The brain develops, of course, but the brain develops smoothly. The brain doesn't jump. There's a smooth development in the brain, but there is no smooth development in life.

And this disconnect between the hardware, the hardware develops smoothly, but in life, we, as children, we are not like adolescents and we are like adults, we are totally different people.

This has not been explained yet. There is no good explanation how this happens. How a child suddenly becomes adolescent.

Yes, the body changes, of course.

But it's a common mistake to think that the biggest changes in the body are in adolescence. That is not true at all. The biggest changes in the body are between the ages of zero and two, actually.

And between zero and two, there is a continuity, a psychological continuity. No disruption. Everything is the same.

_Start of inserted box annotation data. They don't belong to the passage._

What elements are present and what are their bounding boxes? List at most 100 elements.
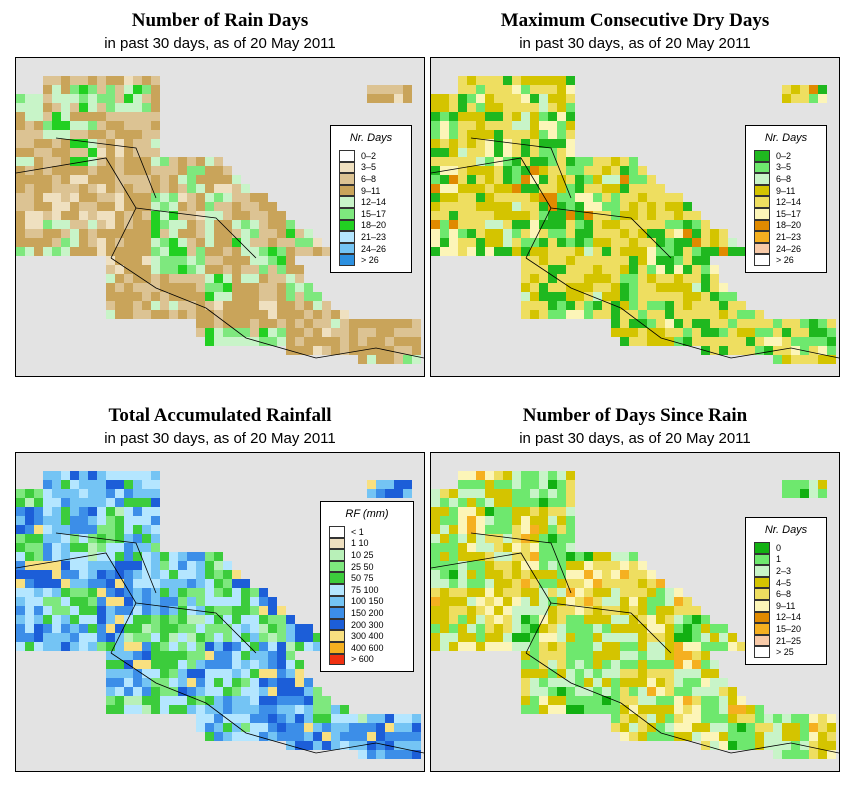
map-cell — [124, 642, 133, 651]
map-cell — [79, 130, 88, 139]
map-cell — [575, 606, 584, 615]
map-cell — [304, 238, 313, 247]
map-cell — [746, 705, 755, 714]
map-cell — [584, 175, 593, 184]
map-cell — [295, 678, 304, 687]
map-cell — [178, 256, 187, 265]
map-cell — [52, 238, 61, 247]
map-cell — [467, 220, 476, 229]
map-cell — [178, 274, 187, 283]
map-cell — [61, 121, 70, 130]
map-cell — [25, 543, 34, 552]
map-cell — [755, 732, 764, 741]
map-cell — [611, 552, 620, 561]
map-cell — [647, 705, 656, 714]
map-cell — [151, 94, 160, 103]
map-cell — [79, 624, 88, 633]
map-cell — [611, 615, 620, 624]
map-cell — [106, 561, 115, 570]
map-cell — [142, 274, 151, 283]
map-cell — [548, 579, 557, 588]
legend-label: 18–20 — [776, 220, 802, 231]
map-cell — [151, 202, 160, 211]
map-cell — [169, 669, 178, 678]
map-cell — [277, 319, 286, 328]
map-cell — [539, 651, 548, 660]
map-cell — [566, 76, 575, 85]
map-cell — [647, 669, 656, 678]
map-cell — [683, 292, 692, 301]
map-cell — [259, 274, 268, 283]
map-cell — [575, 202, 584, 211]
legend-label: 0–2 — [776, 150, 792, 161]
panel-title: Total Accumulated Rainfall — [108, 405, 332, 426]
map-cell — [52, 85, 61, 94]
map-cell — [602, 274, 611, 283]
map-cell — [683, 301, 692, 310]
map-cell — [485, 570, 494, 579]
map-cell — [728, 247, 737, 256]
map-cell — [593, 651, 602, 660]
map-cell — [593, 669, 602, 678]
map-cell — [277, 723, 286, 732]
map-cell — [701, 642, 710, 651]
map-cell — [133, 85, 142, 94]
map-cell — [43, 202, 52, 211]
map-cell — [602, 588, 611, 597]
map-cell — [602, 211, 611, 220]
map-cell — [692, 256, 701, 265]
map-cell — [43, 552, 52, 561]
map-cell — [70, 624, 79, 633]
map-cell — [160, 705, 169, 714]
map-cell — [656, 202, 665, 211]
map-cell — [241, 328, 250, 337]
map-cell — [566, 633, 575, 642]
map-cell — [142, 660, 151, 669]
map-cell — [133, 597, 142, 606]
map-cell — [412, 723, 421, 732]
map-cell — [449, 561, 458, 570]
map-cell — [61, 166, 70, 175]
map-cell — [133, 480, 142, 489]
legend-item: 12–14 — [339, 196, 403, 208]
map-cell — [566, 543, 575, 552]
map-cell — [656, 723, 665, 732]
map-cell — [214, 301, 223, 310]
map-cell — [476, 157, 485, 166]
map-cell — [503, 76, 512, 85]
map-cell — [70, 489, 79, 498]
map-cell — [16, 579, 25, 588]
map-cell — [106, 696, 115, 705]
map-cell — [241, 732, 250, 741]
map-cell — [142, 292, 151, 301]
map-cell — [746, 714, 755, 723]
map-cell — [647, 238, 656, 247]
map-cell — [512, 552, 521, 561]
map-cell — [358, 355, 367, 364]
map-cell — [178, 247, 187, 256]
map-cell — [629, 588, 638, 597]
map-cell — [431, 157, 440, 166]
map-cell — [674, 660, 683, 669]
map-cell — [205, 624, 214, 633]
map-cell — [548, 516, 557, 525]
map-cell — [710, 642, 719, 651]
map-cell — [232, 310, 241, 319]
map-cell — [169, 696, 178, 705]
map-cell — [241, 229, 250, 238]
map-cell — [43, 121, 52, 130]
map-cell — [205, 561, 214, 570]
map-cell — [286, 651, 295, 660]
map-cell — [611, 597, 620, 606]
map-cell — [566, 687, 575, 696]
map-cell — [169, 651, 178, 660]
map-cell — [548, 561, 557, 570]
map-cell — [539, 193, 548, 202]
map-cell — [196, 714, 205, 723]
map-cell — [485, 238, 494, 247]
map-cell — [52, 516, 61, 525]
map-cell — [223, 274, 232, 283]
map-cell — [521, 678, 530, 687]
map-cell — [151, 211, 160, 220]
map-cell — [61, 175, 70, 184]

So I don't think it's the body that explains these jumps.

Why do we jump? Why do we jump from one stage to the next?

There is a question of evolution. There is something called evolutionary psychology. And there's a question, is it helpful as far as evolution, as far as our survival as a species? Is it helpful that we jump?

Maybe the jumping allows us to better adapt and better respond to the environment.

It's a mystery and we're going to try to probe this mystery because if we don't find some kind of solution or answer, then what's the point?

Because if you read the title of the course from adolescent to adult, it's a very misleading title. It's a misleading title. It's like it's a road from Tetovoot to Scopium.

It's not. It's not.

And we need to resolve this.

And we'll try our best.

We'll try to use theories of other people. Maybe we will come up with a theory of our own. And future generations will learn about us. Who knows?